[Datetime-SIG] Another round on error-checking

Tim Peters tim.peters at gmail.com
Thu Sep 3 08:17:12 CEST 2015


I'm out of time for tonight, but will try to make more tomorrow.  Just
one for now, because I think it cuts to the _real_ heart of this batch
of messages:

[Carl Meyer <carl at oddbird.net>]
> ...
> If a new Python user is trying to calculate how long they slept when
> they went to bed at 10pm on March 2 and got up at 6am on March 3, Python
> should give them the right answer.  Telling them "you should convert
> to UTC first if you want your tz-aware datetime to actually be aware of
> the tz transition" is going to sound a bit silly to them; they neither went
> to sleep in UTC nor awoke in UTC; they did both in their own timezone.

That's the heart:  you simply despise classic arithmetic.  This
example has nothing to with PEP 495 - it's a complaint about classic
arithmetic, period.

It's more likely that a new user will want to set an alarm to get up
at 6am, then add timedelta(days=1) to set a new alarm for "same time
next day".  They'd be surprised and annoyed if that ended up at 7am or
9am just because DST switched.  Their stupid alarm-setting code works
fine today, and will continue to work fine with a 495-compliant tzinfo
when they're available.

It doesn't help to point out that "period arithmetic" _could_ be done
in some other way.  These particular kinds of uses already work, and
always have.

Different purposes require different kinds of arithmetic.  Python
picked one.  That timeline arithmetic wasn't the choice doesn't mean
Python despises it.  It was just judged "probably less useful overall
- and there are other, better ways to get it".  You can disagree with
that choice, but it can't be changed now.  I know, you're not
proposing to change it:  you're proposing to leave it exactly the way
it is, but exploit the desire for correct timezone conversions to
sneak timeline arithmetic into the core - because that's "the only
sane way" to do it.  Tricky ;-)

Once your new user understood the _potential_ problems when dealing
with pseudo-real-world durations in classic arithmetic, no, for
something this trivial I wouldn't advise converting to UTC explicitly.
Instead I'd give them a 1-line Python function implementing timeline
datetime-datetime subtraction, which they can use forever after.  It
can't always work right today, because conversions alone can't always
work right today.  When the user obtains a 495-compliant tzinfo , the
same function will always work right, by magic.

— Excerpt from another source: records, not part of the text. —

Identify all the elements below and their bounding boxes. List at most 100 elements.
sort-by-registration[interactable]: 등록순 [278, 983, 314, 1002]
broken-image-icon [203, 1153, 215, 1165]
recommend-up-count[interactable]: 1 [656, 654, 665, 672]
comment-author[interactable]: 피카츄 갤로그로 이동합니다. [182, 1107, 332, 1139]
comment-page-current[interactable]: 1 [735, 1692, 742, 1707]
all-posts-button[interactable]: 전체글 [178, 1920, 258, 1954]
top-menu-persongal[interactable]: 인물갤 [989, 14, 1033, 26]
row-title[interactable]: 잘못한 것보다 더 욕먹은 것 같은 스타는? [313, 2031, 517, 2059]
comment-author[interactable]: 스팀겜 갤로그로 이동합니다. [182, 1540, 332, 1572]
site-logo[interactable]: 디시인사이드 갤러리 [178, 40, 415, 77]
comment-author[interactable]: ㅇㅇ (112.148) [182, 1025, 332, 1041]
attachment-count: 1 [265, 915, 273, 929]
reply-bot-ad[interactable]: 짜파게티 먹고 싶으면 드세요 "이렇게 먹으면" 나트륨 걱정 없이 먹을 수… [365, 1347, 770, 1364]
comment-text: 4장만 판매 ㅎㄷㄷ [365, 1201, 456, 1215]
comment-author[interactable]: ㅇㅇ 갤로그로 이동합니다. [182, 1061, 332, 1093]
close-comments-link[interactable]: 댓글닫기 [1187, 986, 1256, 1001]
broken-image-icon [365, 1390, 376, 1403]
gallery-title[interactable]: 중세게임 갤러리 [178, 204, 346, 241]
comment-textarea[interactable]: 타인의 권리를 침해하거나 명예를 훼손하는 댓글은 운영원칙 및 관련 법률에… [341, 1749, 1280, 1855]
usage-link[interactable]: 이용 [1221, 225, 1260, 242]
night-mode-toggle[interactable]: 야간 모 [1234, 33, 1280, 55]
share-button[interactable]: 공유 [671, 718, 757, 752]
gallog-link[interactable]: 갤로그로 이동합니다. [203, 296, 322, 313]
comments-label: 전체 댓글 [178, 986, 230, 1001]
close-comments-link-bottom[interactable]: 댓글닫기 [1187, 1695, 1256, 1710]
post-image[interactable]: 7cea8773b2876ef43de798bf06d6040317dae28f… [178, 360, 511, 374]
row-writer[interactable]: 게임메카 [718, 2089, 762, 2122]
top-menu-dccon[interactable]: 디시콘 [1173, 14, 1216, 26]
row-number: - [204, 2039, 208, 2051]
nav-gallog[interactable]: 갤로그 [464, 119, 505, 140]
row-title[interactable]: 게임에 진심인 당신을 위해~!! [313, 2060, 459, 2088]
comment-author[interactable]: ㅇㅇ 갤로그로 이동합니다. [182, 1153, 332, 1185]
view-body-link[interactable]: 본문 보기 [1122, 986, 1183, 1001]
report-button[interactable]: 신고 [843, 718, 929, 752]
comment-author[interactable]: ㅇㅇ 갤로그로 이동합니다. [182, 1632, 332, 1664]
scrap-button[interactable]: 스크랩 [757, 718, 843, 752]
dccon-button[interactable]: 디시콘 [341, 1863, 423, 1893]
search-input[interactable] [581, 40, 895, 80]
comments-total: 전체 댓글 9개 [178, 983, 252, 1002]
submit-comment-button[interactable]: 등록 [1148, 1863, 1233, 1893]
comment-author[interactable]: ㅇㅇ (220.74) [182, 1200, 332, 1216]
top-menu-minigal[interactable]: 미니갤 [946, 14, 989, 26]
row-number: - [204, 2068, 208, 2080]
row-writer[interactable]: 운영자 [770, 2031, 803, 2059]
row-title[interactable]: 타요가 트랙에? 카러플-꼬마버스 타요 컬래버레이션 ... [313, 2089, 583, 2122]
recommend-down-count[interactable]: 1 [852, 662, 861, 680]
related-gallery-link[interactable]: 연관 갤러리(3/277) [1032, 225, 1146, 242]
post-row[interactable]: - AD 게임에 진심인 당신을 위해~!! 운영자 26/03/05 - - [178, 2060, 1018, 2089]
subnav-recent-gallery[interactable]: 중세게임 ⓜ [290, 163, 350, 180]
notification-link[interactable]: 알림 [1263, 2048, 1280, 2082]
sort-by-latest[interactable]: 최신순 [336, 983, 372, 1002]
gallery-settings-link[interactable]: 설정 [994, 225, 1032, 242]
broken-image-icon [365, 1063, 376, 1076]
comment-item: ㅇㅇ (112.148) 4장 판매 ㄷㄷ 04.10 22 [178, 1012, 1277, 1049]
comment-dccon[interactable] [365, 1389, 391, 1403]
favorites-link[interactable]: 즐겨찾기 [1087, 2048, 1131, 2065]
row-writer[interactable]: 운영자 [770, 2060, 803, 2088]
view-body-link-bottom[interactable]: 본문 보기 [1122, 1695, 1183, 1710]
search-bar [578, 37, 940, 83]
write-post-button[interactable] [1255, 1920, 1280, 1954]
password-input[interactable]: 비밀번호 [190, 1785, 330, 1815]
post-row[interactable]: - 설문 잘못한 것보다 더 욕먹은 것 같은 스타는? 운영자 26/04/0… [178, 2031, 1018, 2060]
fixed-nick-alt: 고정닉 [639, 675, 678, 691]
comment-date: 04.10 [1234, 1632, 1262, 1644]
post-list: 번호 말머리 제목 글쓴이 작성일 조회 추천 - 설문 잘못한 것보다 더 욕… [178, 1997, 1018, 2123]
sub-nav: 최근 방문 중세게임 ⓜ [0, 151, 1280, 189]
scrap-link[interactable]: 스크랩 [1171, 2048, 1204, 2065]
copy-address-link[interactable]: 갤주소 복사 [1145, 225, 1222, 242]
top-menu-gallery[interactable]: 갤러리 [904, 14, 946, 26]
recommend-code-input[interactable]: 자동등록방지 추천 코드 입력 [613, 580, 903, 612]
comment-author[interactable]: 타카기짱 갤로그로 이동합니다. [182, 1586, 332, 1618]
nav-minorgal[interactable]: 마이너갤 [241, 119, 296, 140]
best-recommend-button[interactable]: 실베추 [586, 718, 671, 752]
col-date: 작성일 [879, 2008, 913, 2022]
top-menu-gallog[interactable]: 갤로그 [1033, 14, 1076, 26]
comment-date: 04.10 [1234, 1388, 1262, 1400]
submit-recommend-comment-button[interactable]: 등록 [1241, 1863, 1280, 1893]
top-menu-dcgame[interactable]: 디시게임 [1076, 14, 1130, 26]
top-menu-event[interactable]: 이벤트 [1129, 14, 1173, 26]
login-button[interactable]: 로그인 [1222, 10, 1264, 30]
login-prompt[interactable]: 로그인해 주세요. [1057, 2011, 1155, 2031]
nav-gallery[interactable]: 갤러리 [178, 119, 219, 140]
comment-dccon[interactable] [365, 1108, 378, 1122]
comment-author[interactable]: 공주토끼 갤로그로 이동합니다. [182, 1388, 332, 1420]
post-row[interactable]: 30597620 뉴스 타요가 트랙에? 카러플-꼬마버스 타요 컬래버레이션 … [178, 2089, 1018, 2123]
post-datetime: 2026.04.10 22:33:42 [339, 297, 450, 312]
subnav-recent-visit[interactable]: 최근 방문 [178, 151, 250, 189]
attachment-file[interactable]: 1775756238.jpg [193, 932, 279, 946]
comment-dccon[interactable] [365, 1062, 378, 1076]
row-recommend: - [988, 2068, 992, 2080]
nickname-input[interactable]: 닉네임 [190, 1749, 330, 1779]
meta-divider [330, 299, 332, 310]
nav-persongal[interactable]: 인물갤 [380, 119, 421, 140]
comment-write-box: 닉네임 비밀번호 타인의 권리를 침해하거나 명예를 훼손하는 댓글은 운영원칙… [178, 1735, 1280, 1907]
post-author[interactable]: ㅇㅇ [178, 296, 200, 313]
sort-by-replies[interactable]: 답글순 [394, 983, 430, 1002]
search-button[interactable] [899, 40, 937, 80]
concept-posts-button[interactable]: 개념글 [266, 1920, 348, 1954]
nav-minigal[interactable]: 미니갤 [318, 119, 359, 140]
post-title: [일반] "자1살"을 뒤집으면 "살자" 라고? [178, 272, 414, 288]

But _only_ under 495.  Under your view, timezone conversion would
continue to fail in some cases, because users who didn't want to drink
the timeline-all-the-time Kool-Aid would be left out.  Also left out
would be users who usually want classic arithmetic but _do_ convert to
UTC for fancier stuff:  conversion to UTC would continue to give rare
wrong results for them too.

So you're not really looking to do anything for anyone, _except_ for
those who want the whole timeline enchilada.  That's a legitimate
view, but in particular it wouldn't help me a bit ;-)  I _want_ what
495 is offering.  I usually want classic arithmetic.  When I want
timeline arithmetic, I switch to UTC, or use a 1-liner, and I'd sleep
a tad better if the latter two always did work correctly.

BTW, if your new user is also a physicist, we'[ll _both_ need to give
them a much more annoying function, in case they ask the question near
the end of June or December, and need to account for a leap second
that may have occurred while they were sleeping.